During the nine and three- months ended April 30, 2006, the Company
earned over $490,000 and $241,000, respectively, in net revenue
from clients acquired as a result of the agreement with ADP. The
Company's overall gross margin has grown from 24% during the nine
months ending April 30, 2005, to a current gross margin of 31% for
the nine months ending April 30, 2006. This strong margin growth is
a result of the company changing its mix of product sales to
concentrate on higher margin products. eAutoclaims recognized a net
loss for the three-months ended April 30, 2006 of approximately
$826,000 compared to a net loss of approximately $774,000 for the
three-month period ended April 30, 2005. Excluding one-time
non-cash extraordinary charges of approximately $380,000 during the
quarter, the loss from continuing operations would be approximately
$446,000 compared to the $774,000 net loss for the same period last
year, representing a 42% improvement.

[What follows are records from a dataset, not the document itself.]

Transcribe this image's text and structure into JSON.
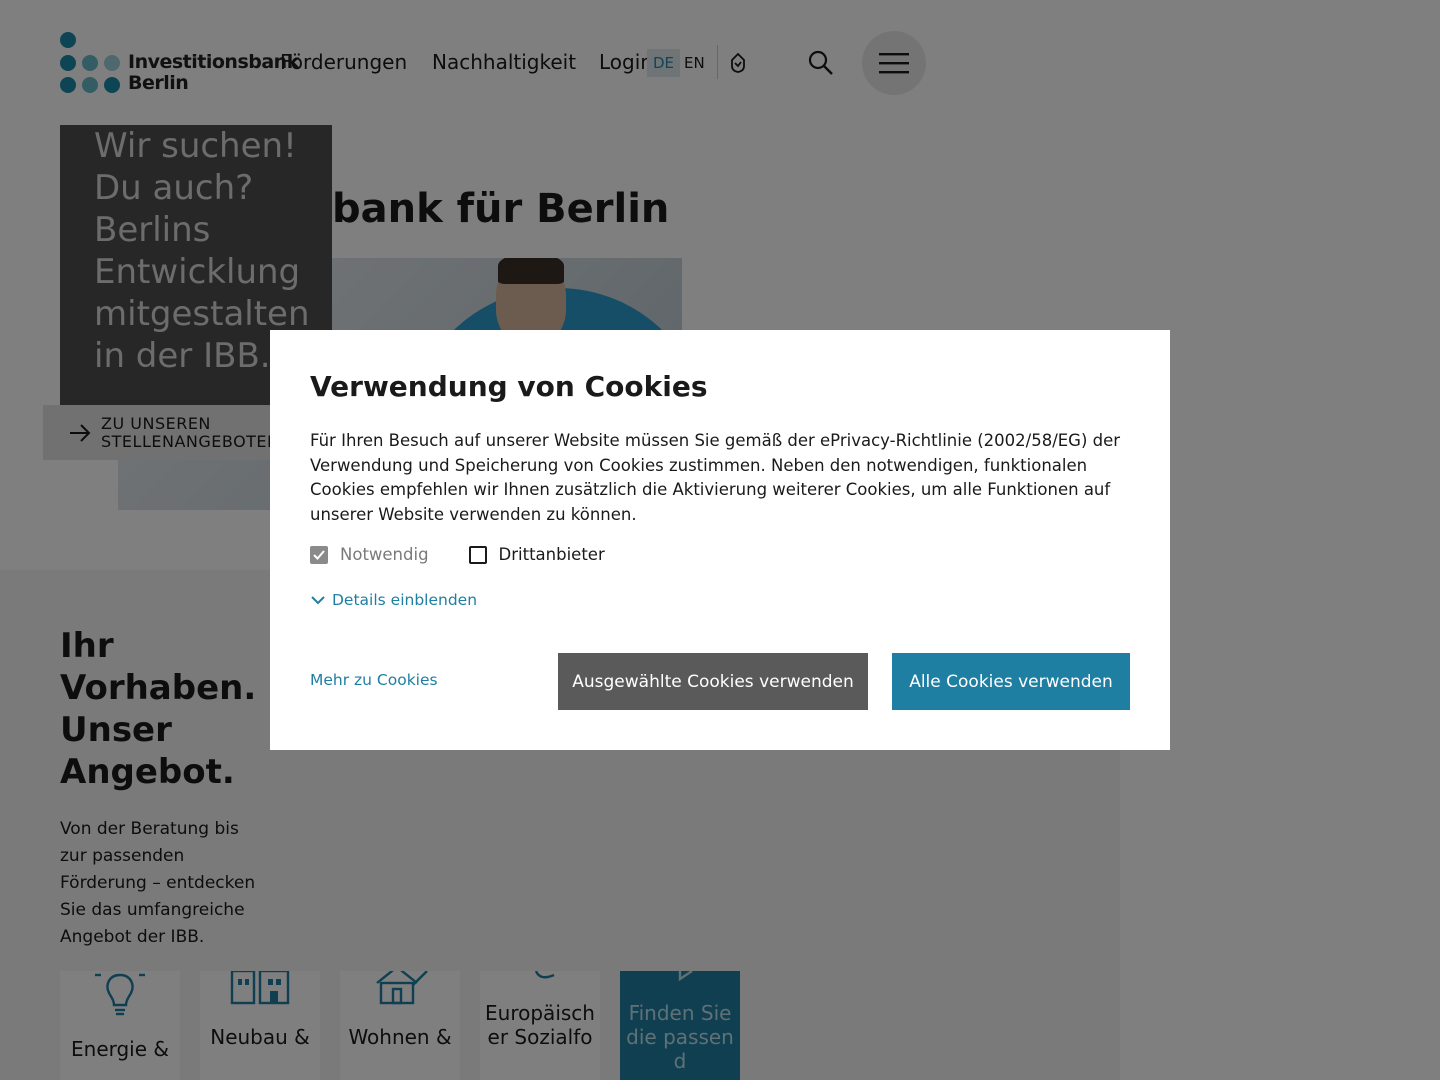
{
  "header": {
    "logo_line1": "Investitionsbank",
    "logo_line2": "Berlin",
    "nav": [
      "Förderungen",
      "Nachhaltigkeit",
      "Login"
    ],
    "lang_de": "DE",
    "lang_en": "EN"
  },
  "hero": {
    "title_visible": "bank für Berlin"
  },
  "job_teaser": {
    "headline": "Wir suchen! Du auch? Berlins Entwicklung mitgestalten in der IBB.",
    "link_line1": "ZU UNSEREN",
    "link_line2": "STELLENANGEBOTEN"
  },
  "offer": {
    "title": "Ihr Vorhaben. Unser Angebot.",
    "text": "Von der Beratung bis zur passenden Förderung – entdecken Sie das umfangreiche Angebot der IBB.",
    "tiles": [
      {
        "label": "Energie &",
        "icon": "lightbulb-icon"
      },
      {
        "label": "Neubau &",
        "icon": "buildings-icon"
      },
      {
        "label": "Wohnen &",
        "icon": "house-icon"
      },
      {
        "label": "Europäischer Sozialfo",
        "icon": "chat-icon"
      },
      {
        "label": "Finden Sie die passend",
        "icon": "arrow-icon"
      }
    ]
  },
  "cookie_dialog": {
    "title": "Verwendung von Cookies",
    "text": "Für Ihren Besuch auf unserer Website müssen Sie gemäß der ePrivacy-Richtlinie (2002/58/EG) der Verwendung und Speicherung von Cookies zustimmen. Neben den notwendigen, funktionalen Cookies empfehlen wir Ihnen zusätzlich die Aktivierung weiterer Cookies, um alle Funktionen auf unserer Website verwenden zu können.",
    "checkbox_necessary": "Notwendig",
    "checkbox_third_party": "Drittanbieter",
    "details_link": "Details einblenden",
    "more_link": "Mehr zu Cookies",
    "btn_selected": "Ausgewählte Cookies verwenden",
    "btn_all": "Alle Cookies verwenden"
  },
  "colors": {
    "accent": "#1f7fa3",
    "logo_dark": "#1d8aa8",
    "logo_light": "#69b8cb"
  }
}
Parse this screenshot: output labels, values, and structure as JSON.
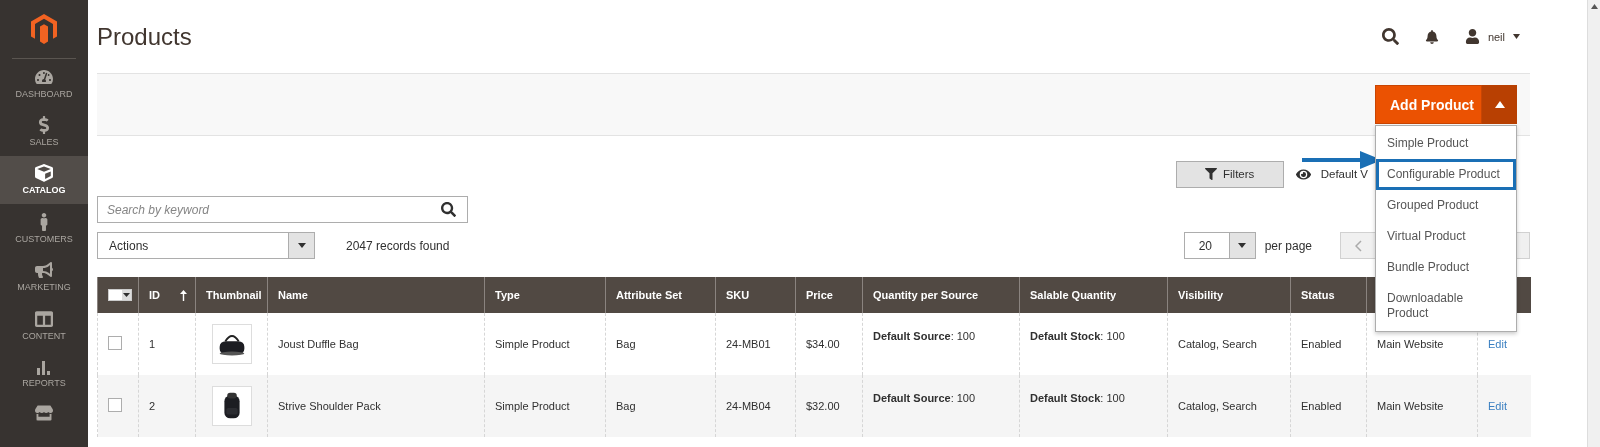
{
  "sidebar": {
    "items": [
      {
        "label": "DASHBOARD",
        "selected": false
      },
      {
        "label": "SALES",
        "selected": false
      },
      {
        "label": "CATALOG",
        "selected": true
      },
      {
        "label": "CUSTOMERS",
        "selected": false
      },
      {
        "label": "MARKETING",
        "selected": false
      },
      {
        "label": "CONTENT",
        "selected": false
      },
      {
        "label": "REPORTS",
        "selected": false
      }
    ]
  },
  "header": {
    "title": "Products",
    "user": "neil"
  },
  "toolbar": {
    "add_button": "Add Product",
    "menu": [
      {
        "label": "Simple Product",
        "selected": false
      },
      {
        "label": "Configurable Product",
        "selected": true
      },
      {
        "label": "Grouped Product",
        "selected": false
      },
      {
        "label": "Virtual Product",
        "selected": false
      },
      {
        "label": "Bundle Product",
        "selected": false
      },
      {
        "label": "Downloadable Product",
        "selected": false
      }
    ]
  },
  "grid": {
    "filters_button": "Filters",
    "view_label": "Default V",
    "search": {
      "placeholder": "Search by keyword"
    },
    "actions": "Actions",
    "records": "2047 records found",
    "per_page_value": "20",
    "per_page_label": "per page"
  },
  "table": {
    "mass_select": {
      "checked": false
    },
    "columns": [
      {
        "label": "ID",
        "sorted": true
      },
      {
        "label": "Thumbnail",
        "sorted": false
      },
      {
        "label": "Name",
        "sorted": false
      },
      {
        "label": "Type",
        "sorted": false
      },
      {
        "label": "Attribute Set",
        "sorted": false
      },
      {
        "label": "SKU",
        "sorted": false
      },
      {
        "label": "Price",
        "sorted": false
      },
      {
        "label": "Quantity per Source",
        "sorted": false
      },
      {
        "label": "Salable Quantity",
        "sorted": false
      },
      {
        "label": "Visibility",
        "sorted": false
      },
      {
        "label": "Status",
        "sorted": false
      }
    ],
    "rows": [
      {
        "checked": false,
        "id": "1",
        "name": "Joust Duffle Bag",
        "type": "Simple Product",
        "attribute_set": "Bag",
        "sku": "24-MB01",
        "price": "$34.00",
        "quantity_per_source": "**Default Source**: 100",
        "salable_quantity": "**Default Stock**: 100",
        "visibility": "Catalog, Search",
        "status": "Enabled",
        "column_11": "Main Website",
        "action": "Edit"
      },
      {
        "checked": false,
        "id": "2",
        "name": "Strive Shoulder Pack",
        "type": "Simple Product",
        "attribute_set": "Bag",
        "sku": "24-MB04",
        "price": "$32.00",
        "quantity_per_source": "**Default Source**: 100",
        "salable_quantity": "**Default Stock**: 100",
        "visibility": "Catalog, Search",
        "status": "Enabled",
        "column_11": "Main Website",
        "action": "Edit"
      }
    ]
  }
}
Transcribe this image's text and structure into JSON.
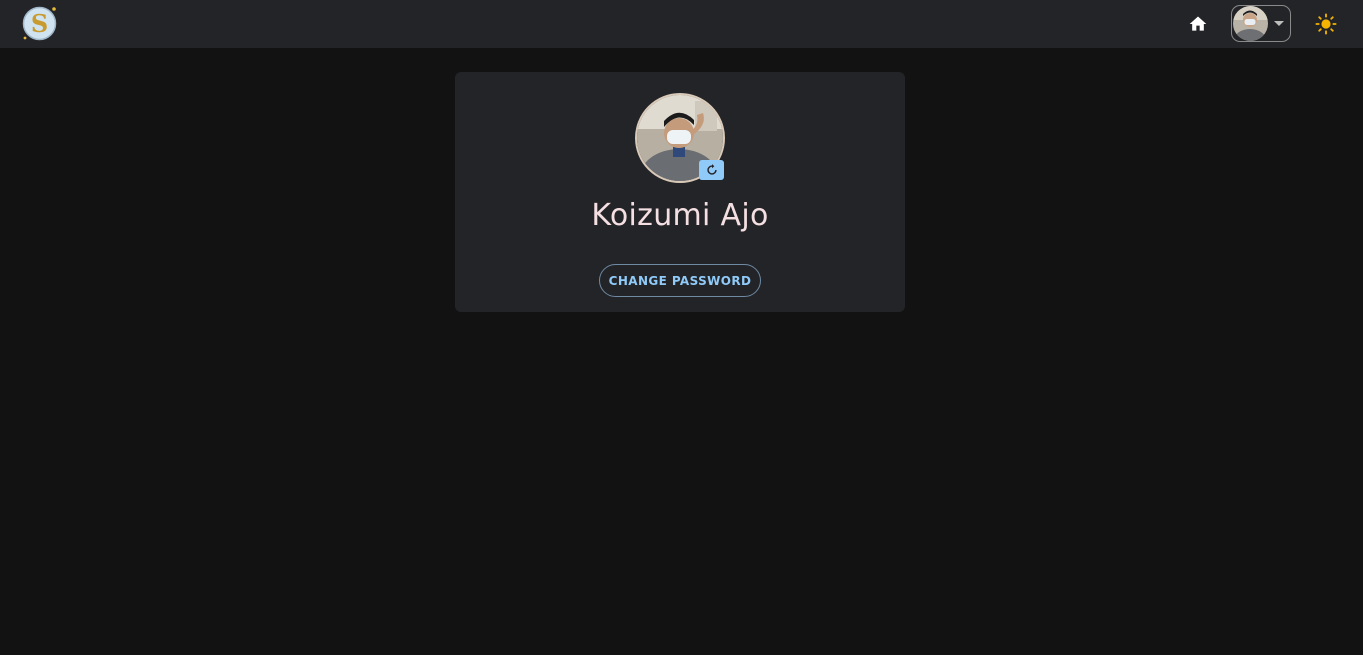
{
  "header": {
    "logo_icon": "app-logo-s-icon",
    "home_icon": "home-icon",
    "account_menu_icon": "chevron-down-icon",
    "theme_icon": "sun-icon"
  },
  "profile": {
    "name": "Koizumi Ajo",
    "change_password_label": "CHANGE PASSWORD",
    "camera_icon": "camera-icon"
  },
  "colors": {
    "background": "#121212",
    "surface": "#232427",
    "accent": "#90caf9",
    "sun": "#f4b400",
    "name_text": "#f4dfe2"
  }
}
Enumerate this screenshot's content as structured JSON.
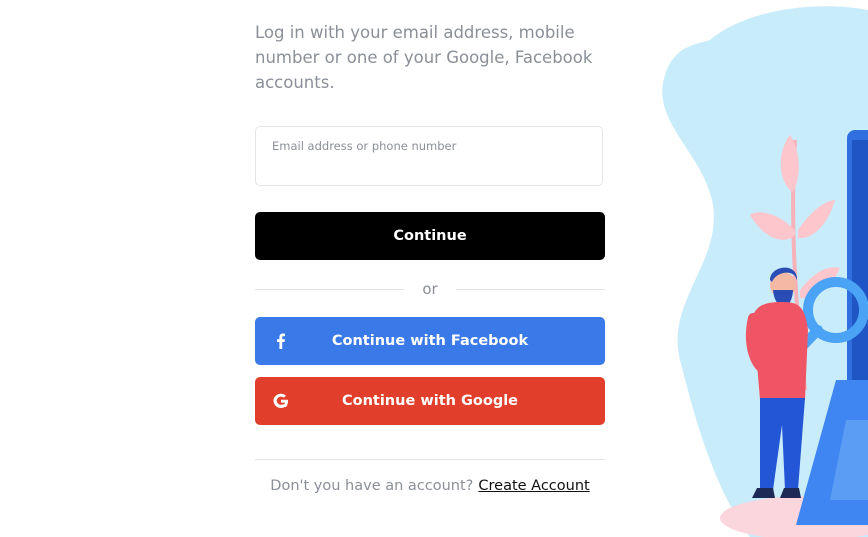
{
  "intro_text": "Log in with your email address, mobile number or one of your Google, Facebook accounts.",
  "email_field": {
    "label": "Email address or phone number",
    "value": ""
  },
  "continue_button": "Continue",
  "divider_text": "or",
  "facebook_button": {
    "label": "Continue with Facebook",
    "icon": "facebook-icon",
    "color": "#3a7ae8"
  },
  "google_button": {
    "label": "Continue with Google",
    "icon": "google-icon",
    "color": "#e13e2b"
  },
  "footer": {
    "prompt": "Don't you have an account?",
    "link": "Create Account"
  },
  "colors": {
    "text_muted": "#8a8f98",
    "continue_bg": "#000000",
    "blob": "#c9ecfa",
    "leaf": "#fcc6cc",
    "device_blue": "#2f6fe0"
  }
}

Net loss for the nine-months
ended April 30, 2006 totaled approximately $1.3 million compared to
a net loss of approximately $1.9 million for the same period of
2005. Included in the net loss number for the nine-months ended
April 30, 2006 is a gain on the sale of the Oldsmar facility of
approximately $757,000. These amounts include non-cash expenses of
approximately $1.1 million and $526,000 respectively, including
depreciation charges, for the nine and three-months ended April 30,
2006 compared to $590,000 and $190,000 for the nine and three
months ended April 30, 2005. The Company's balance sheet as of
April 30, 2006 shows approximately $1.5 million in cash, which is
an increase of approximately $1.2 million from fiscal year end July
31, 2005. The Company has a working capital deficiency of
approximately $2.1 million compared to a deficiency of
approximately $3.6 million as of April 30, 2005. The primary source
of its working capital during the nine-months ended April 30, 2006
was from cash generated by operations and the sale of its Oldsmar
facility, from which we netted over $800,000, and the exercise of
outstanding warrants by current investors from which the Company
netted approximately $1.7 million. Eric Seidel, CEO of EACC,
commented, "We have shown continued improvement in both our top
line growth and operating margins over the course of this quarter.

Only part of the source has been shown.